Murdoch contro Google: in futuro i siti di News Corporation non saranno indicizzati

Si fa sempre più aspra la polemica tra gli editori e Google, una polemica destinata a finire con uno scontro durissimo e per la quale difficilmente si giungerà ad una soluzione che si potrà definire, se non pacifica, quantomeno “amichevole”.

E amichevole non è certo la decisione presa da Rupert Murdoch, uno degli editori distintosi nei mesi scorsi per la sua decisione e fermezza riguardo la necessità di porre un freno al business che il colosso di Mountain View ha creato grazie al servizio Google News, ovvero quel sistema che, a detta di molti editori, sfrutta indebitamente i contenuti giornalistici prodotti da terzi per arricchire le entrate di Google.

La decisione che oggi ha fatto discutere non poco è la dichiarazione, avvenuta mediante un’intervista (che trovate nel video a fondo post) rilasciata alla TV australiana Sky News, una delle emittenti di proprietà di Murdoch, che in un futuro non meglio precisato tutti i siti di informazione di News Corporation non saranno più indicizzati da Google.

Ciò vorrebbe dire privare Google della possibilità di aggiungere ai risultati offerti dal proprio motore di ricerca qualsivoglia contenuto presente su siti appartenenti a News Corporation: sparirebbero così i contenuti della versione online del The Times, del New York Post e del The Wall Street Journal, tanto per citarne un terzetto.

La mossa, che probabilmente verrebbe attuata nel momento in cui i siti coinvolti passeranno ad essere fruibili in modalità pay, potrebbe veramente scardinare gli equilibri creatisi negli ultimi anni, con effetti importanti su una parte consistente del mercato di Google.

Ma quello che può essere considerato un asso in mano a Murdoch in realtà potrebbe essere solo un “bluff” o poco più, perché le strade che si potrebbero aprire a questo punto sono due: una vedrebbe News Corporation seguita da altri grandi nomi del settore, cosa che porterebbe Google a “tremare” per uno stravolgimento alla struttura del proprio servizio non indifferente, mentre diverso, molto diverso, sarebbe l’impatto in caso Murdoch restasse solo o quasi nella sua battaglia contro gli aggregatori di news, un’eventualità che vedrebbe l’australiano sconfitto a tutto campo.

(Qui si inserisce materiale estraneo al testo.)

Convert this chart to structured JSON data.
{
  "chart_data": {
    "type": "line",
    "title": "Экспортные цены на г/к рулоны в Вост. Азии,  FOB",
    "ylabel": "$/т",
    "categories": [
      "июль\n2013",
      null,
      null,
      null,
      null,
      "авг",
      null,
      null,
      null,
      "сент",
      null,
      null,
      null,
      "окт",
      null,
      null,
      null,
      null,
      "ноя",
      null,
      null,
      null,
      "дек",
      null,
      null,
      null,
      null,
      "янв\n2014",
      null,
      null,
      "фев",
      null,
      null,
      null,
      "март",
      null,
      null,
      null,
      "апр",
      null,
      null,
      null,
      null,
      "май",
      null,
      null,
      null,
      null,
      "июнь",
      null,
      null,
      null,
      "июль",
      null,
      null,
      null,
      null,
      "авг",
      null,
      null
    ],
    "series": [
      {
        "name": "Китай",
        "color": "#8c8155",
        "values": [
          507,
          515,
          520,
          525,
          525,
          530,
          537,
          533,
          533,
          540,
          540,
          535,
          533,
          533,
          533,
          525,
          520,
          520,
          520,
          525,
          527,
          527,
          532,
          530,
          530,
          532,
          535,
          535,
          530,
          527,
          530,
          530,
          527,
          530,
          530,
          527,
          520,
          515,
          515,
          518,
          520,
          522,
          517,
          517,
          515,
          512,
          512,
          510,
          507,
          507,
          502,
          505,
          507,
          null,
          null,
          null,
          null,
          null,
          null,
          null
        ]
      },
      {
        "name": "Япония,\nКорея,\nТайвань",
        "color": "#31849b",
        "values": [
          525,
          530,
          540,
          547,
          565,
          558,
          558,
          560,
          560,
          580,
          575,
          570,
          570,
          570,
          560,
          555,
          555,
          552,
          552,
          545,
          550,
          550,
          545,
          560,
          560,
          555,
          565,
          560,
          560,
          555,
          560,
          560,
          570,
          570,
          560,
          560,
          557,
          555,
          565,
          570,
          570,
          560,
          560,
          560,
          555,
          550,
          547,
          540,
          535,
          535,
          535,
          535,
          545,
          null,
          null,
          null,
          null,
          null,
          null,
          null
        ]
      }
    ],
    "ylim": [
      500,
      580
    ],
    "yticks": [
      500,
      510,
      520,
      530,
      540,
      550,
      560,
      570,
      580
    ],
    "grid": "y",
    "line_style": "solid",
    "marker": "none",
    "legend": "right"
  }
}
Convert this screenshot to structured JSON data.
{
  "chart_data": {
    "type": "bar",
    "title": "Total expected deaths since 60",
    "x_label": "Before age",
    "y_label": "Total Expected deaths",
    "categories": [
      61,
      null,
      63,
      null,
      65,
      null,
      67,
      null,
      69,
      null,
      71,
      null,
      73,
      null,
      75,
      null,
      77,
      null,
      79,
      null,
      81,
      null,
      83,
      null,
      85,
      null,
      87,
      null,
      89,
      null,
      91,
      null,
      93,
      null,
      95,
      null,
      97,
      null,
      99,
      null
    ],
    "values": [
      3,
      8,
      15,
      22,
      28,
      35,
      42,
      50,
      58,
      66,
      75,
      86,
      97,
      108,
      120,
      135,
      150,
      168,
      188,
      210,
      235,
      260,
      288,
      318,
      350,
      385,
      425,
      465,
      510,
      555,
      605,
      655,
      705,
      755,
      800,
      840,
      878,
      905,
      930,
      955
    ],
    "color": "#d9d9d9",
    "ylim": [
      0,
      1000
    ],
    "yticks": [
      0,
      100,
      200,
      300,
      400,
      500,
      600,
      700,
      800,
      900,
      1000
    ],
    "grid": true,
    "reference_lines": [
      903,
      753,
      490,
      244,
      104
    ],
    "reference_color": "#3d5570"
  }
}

Comunque, a prescindere da quelli che saranno gli scenari futuri e come probabilmente lo stesso Murdoch sa, un “muro contro muro” con un colosso del calibro di Google, pur nell’ipotesi in cui questa scelta si rivelasse efficace e vincente, rischierebbe ugualmente di dare un serio colpo alla visibilità della stessa News Corporation, la quale priverebbe, sì, BigG di contenuti importanti, ma si troverebbe essa stessa tagliata fuori da quello che è “di fatto” il motore di ricerca con cui la stragrande maggioranza degli utenti identifica la presenza di contenuti interessanti su Internet.

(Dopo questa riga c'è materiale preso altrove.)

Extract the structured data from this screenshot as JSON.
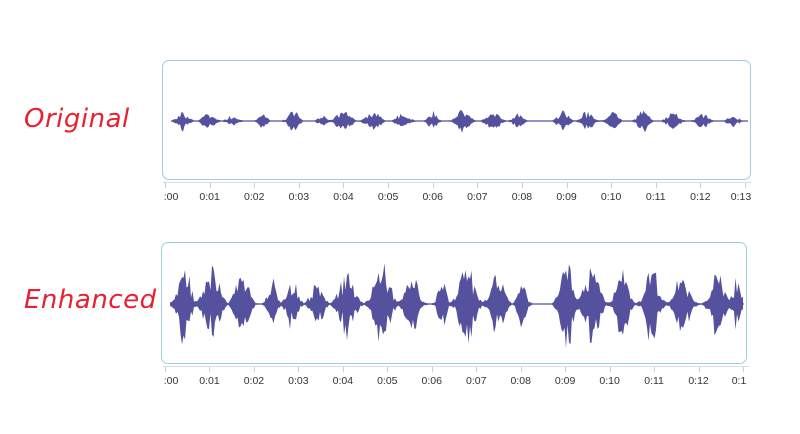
{
  "rows": [
    {
      "label": "Original",
      "tick_labels": [
        ":00",
        "0:01",
        "0:02",
        "0:03",
        "0:04",
        "0:05",
        "0:06",
        "0:07",
        "0:08",
        "0:09",
        "0:10",
        "0:11",
        "0:12",
        "0:13"
      ]
    },
    {
      "label": "Enhanced",
      "tick_labels": [
        ":00",
        "0:01",
        "0:02",
        "0:03",
        "0:04",
        "0:05",
        "0:06",
        "0:07",
        "0:08",
        "0:09",
        "0:10",
        "0:11",
        "0:12",
        "0:1"
      ]
    }
  ],
  "colors": {
    "label_text": "#e8202f",
    "waveform": "#55519f",
    "panel_border": "#9ecfd9"
  }
}
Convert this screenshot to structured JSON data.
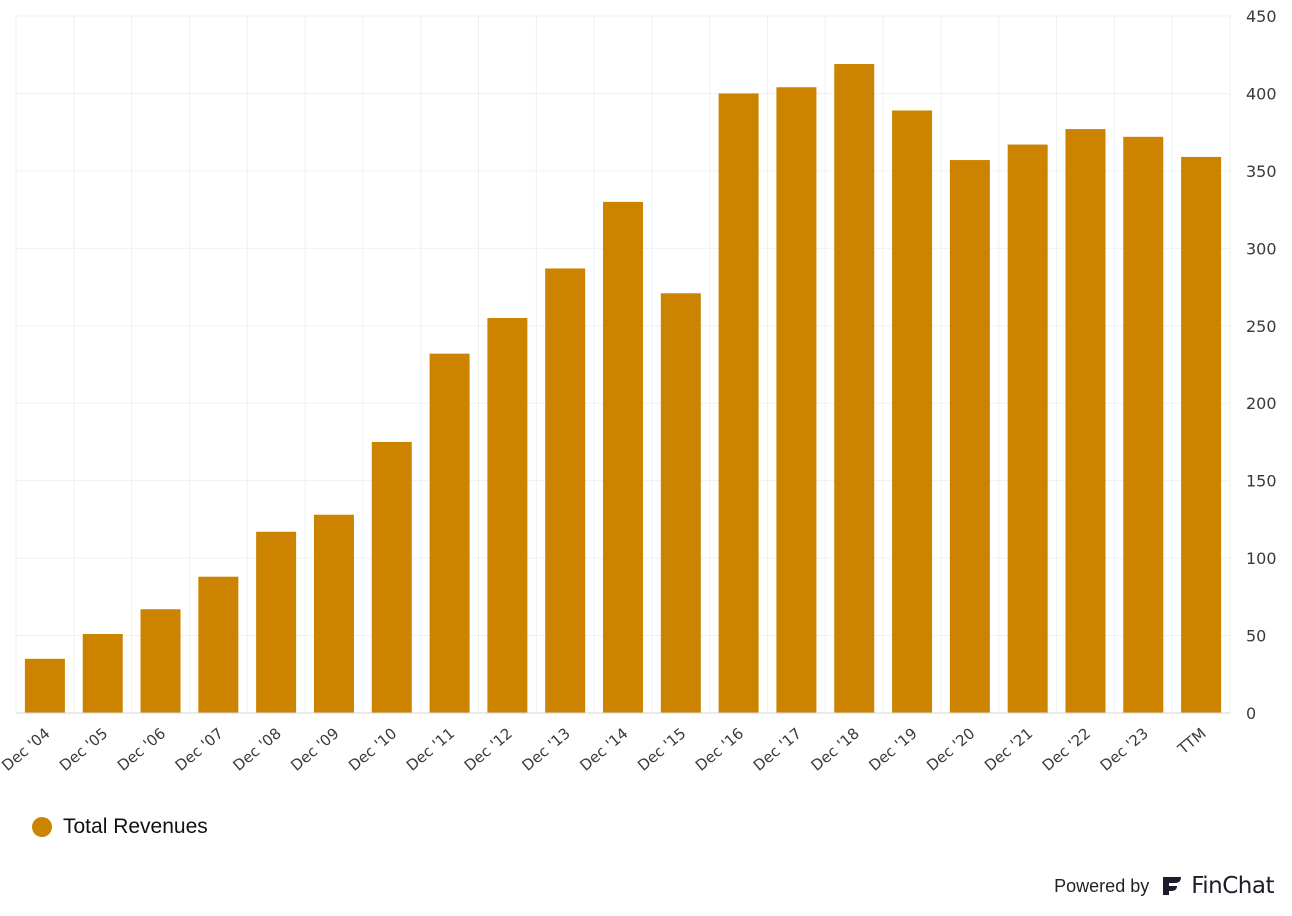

Per News Corporation e i suoi siti essere fuori da Google potrebbe voler dire essere fuori da Internet, con tutte le conseguenze e i problemi che ciò comporterebbe, al punto che un’eventuale vittoria dal grande valore simbolico potrebbe trasformarsi alla fine in una specie di “vittoria di Pirro“, i cui effetti penalizzanti sarebbero molto vicini ai danni che si vogliono evitare: cosa che difficilmente una persona come Murdoch, sempre fortemente attenta al business delle sue aziende, vorrebbe.